Site Visits Reveal Resourcefulness
Storey recalled a site visit he did in Brazil, when he walked through the environment during an evaluation of the supplier. During the trip, he noticed an organizational discipline that spoke to him, such as numerous processes and plans sketched out all over the walls, and a dedication to English.
“During many of the site visits I have been on, language has been up to par,” he said. “Many have on-site instruction to further advance English skills.”
Another side that was revealed during his visits was the resourcefulness of the teams, which are “always thinking about creative ways to solve problems,” according to Storey. One case study cited by Storey involved a report with 70 pages of changes that needed to be implemented by 9am the next day.
“We at first thought it was time to go back to the drawing board, but our supplier asked for the list, analysed it, and tried to work out how to accommodate us,” he recalled. “I then worked with them through the night to achieve what we thought was impossible. When you consider the time zone advantage, it would have been far more challenging to do that with a provider in another region.”

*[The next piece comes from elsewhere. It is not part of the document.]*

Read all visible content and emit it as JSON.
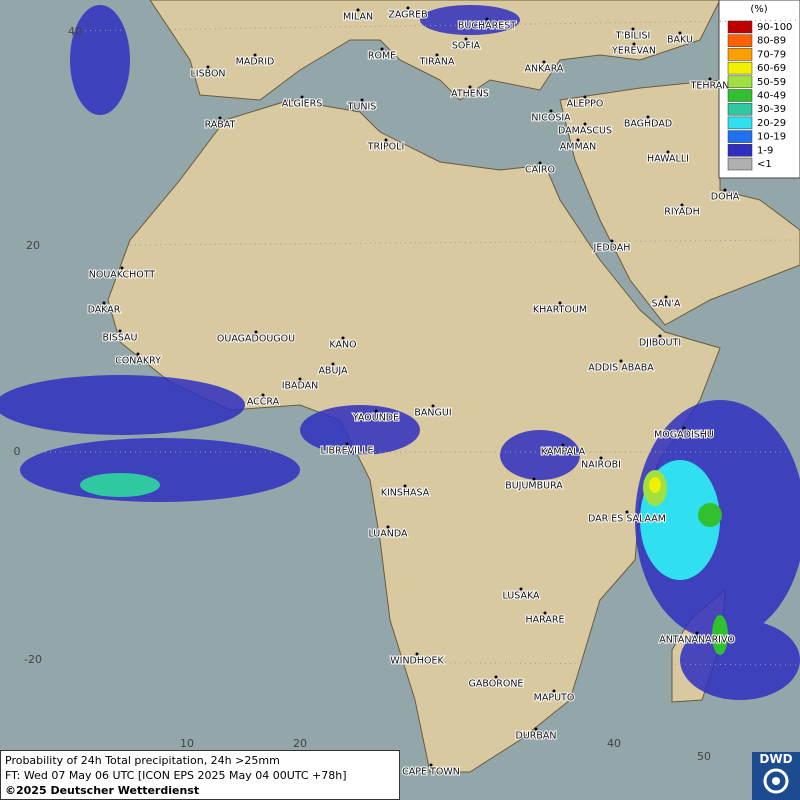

Developing Friendships, not just Partnerships
Another challenge that Storey warns about is the kind of no-nonsense personality that Latin business leaders may have, but this shouldn’t be seen as a negative thing. “If you’re going into a relationship with a Latin American provider, and you just want to push them around, there may be a clash you weren’t prepared for, but it can be a benefit toward getting the job done the right way, which may not be your way,” he said.
Oftentimes, clients and partners might have different goals, leading to long and repetitive cycles of negotiations. In the best partnerships, there needs to be overlapping goals between the two companies. Thankfully, many suppliers in Latin America approach their work in this way, as friendships and relationships are highly valued in the region, which translates into the work and the passion for the work. “I’ve developed more friendships with Latin American providers than in any other region because of cultural nuances such as this,” said Storey.
This is the reality that US clients must embrace and become accustomed to, as the value of this kind of partnership will eventually pay for itself.